Het slachtoffer bleek later te zijn:
— [naam 1] geboren 16/12/1996 te 's-Gravenhage —
Na controle zag ik dat [naam 1] één steekwond op zijn rug had.
Ik hoorde hem zeggen: “Ik ben één keer gestoken in mijn rug”. Ik vroeg aan [naam 1] of hij wist wie het had gedaan. Ik hoorde dat [naam 1] zei: “Ja, hij woont hier. Hij heet (fonetisch) [naam 2] ”.
5. Het proces-verbaal van bevindingen, opgemaakt op 7 juli 2024, voor zover inhoudende (p. 21):
Ik zag op de rug van het slachtoffer net onder zijn schouderbladen aan de linkerzijde
van zijn rug een steekwond zat van ongeveer 4 cm breed. Ik zag dat er bloed uit de
wond kwam en dat de ambulanceverpleegkundige direct de wond weer dicht drukte.

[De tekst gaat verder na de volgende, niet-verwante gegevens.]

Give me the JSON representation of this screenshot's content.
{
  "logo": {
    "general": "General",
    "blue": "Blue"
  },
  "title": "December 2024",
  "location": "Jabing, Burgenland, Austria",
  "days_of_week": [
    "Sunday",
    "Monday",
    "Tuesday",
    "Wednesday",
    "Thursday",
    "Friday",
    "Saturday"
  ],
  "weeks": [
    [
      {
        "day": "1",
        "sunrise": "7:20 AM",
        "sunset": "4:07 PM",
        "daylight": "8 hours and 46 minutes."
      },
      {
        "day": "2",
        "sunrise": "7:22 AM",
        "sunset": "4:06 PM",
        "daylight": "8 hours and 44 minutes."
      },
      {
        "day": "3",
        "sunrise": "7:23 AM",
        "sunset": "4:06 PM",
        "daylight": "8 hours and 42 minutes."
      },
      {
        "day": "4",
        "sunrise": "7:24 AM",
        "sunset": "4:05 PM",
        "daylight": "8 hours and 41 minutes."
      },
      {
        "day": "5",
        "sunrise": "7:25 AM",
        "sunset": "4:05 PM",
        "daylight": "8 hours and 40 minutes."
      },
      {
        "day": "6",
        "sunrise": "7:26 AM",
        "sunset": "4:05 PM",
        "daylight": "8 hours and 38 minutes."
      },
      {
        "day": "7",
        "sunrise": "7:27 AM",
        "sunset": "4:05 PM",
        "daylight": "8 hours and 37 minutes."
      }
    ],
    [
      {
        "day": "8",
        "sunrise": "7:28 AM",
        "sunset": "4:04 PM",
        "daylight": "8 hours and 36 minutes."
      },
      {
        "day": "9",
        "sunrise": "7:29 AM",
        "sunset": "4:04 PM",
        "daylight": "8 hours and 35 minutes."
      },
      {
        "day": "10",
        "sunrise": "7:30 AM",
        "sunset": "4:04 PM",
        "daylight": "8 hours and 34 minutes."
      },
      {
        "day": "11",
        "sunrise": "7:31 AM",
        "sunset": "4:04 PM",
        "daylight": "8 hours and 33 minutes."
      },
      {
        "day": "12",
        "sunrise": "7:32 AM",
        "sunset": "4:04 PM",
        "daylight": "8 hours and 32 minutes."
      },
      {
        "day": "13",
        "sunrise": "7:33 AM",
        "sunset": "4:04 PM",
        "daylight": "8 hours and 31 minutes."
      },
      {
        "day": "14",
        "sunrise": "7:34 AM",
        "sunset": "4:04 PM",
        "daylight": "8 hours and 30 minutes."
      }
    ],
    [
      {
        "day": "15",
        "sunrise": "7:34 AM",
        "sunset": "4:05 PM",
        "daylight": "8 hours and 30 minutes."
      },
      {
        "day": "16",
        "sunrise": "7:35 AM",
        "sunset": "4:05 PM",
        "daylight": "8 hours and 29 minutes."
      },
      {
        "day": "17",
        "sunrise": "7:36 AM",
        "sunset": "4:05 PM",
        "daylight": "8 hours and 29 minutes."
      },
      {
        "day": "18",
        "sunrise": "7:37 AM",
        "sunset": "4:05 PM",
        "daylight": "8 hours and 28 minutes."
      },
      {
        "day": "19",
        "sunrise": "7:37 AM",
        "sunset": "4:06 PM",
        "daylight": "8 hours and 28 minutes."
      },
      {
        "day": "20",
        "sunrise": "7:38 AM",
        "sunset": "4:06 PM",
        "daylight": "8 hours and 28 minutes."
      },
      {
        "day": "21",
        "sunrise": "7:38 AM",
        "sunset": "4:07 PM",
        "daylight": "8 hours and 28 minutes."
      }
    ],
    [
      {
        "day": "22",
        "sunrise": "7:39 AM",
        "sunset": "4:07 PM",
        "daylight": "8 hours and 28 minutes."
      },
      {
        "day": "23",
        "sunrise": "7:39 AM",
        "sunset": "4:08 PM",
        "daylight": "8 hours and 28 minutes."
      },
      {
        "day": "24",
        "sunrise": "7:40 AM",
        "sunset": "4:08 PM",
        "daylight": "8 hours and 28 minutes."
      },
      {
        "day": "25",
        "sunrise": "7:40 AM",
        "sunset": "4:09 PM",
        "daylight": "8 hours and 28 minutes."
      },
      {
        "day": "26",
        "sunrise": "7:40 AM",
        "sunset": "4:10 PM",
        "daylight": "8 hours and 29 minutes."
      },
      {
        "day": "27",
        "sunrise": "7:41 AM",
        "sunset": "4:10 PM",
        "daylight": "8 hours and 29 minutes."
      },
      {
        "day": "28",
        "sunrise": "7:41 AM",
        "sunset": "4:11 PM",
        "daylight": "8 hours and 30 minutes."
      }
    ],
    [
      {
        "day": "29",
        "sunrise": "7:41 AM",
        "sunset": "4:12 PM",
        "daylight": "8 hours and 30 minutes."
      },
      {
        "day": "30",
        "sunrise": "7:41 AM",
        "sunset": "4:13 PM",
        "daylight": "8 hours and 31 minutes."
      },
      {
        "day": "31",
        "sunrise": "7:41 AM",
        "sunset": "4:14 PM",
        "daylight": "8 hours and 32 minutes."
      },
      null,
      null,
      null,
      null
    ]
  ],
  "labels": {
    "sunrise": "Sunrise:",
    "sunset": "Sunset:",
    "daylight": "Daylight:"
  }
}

Ten aanzien van feit 2 voorts:
6. Het proces-verbaal van verhoor van getuige [getuige], opgemaakt op 8 juli 2024, voor zover inhoudende (p. 95):
Vervolgens mondde het geschreeuw uit naar vechten met elkaar. Het waren drie mannen tegen [voornaam] [de rechtbank begrijpt: de aangever [naam 1] ].
3.4.
Bewijsoverwegingen
Feiten en omstandigheden
De rechtbank stelt op basis van de bewijsmiddelen vast dat de verdachte op 7 juli 2024 aangever [naam 1] heeft aangevallen op een parkeerplaats aan de Noorderzijde te Den Haag. De verdachte ontkent niet dat hij aangever heeft aangevallen. Hij heeft ter terechtzitting verklaard dat hij aangever heeft gestompt en geschopt. De verdachte ontkent echter dat hij aangever heeft gestoken met een mes. De verdachte heeft verklaard dat hij tijdens het incident geen mes gezien heeft. De rechtbank acht deze verklaring ongeloofwaardig. Aangever [naam 1] wordt door de verbalisanten aangetroffen met een steekwond in zijn rug en hij heeft van meet af aan verklaard dat het de verdachte is geweest die hem heeft gestoken. Uit het dossier blijkt ook dat de aangever en de verdachte al een conflict met elkaar hadden. Er is voorts geen enkele aanwijzing in het dossier dat iemand anders dan de verdachte aangever [naam 1] zou hebben gestoken. De rechtbank concludeert dan ook dat het de verdachte is geweest die aangever [naam 1] heeft gestoken.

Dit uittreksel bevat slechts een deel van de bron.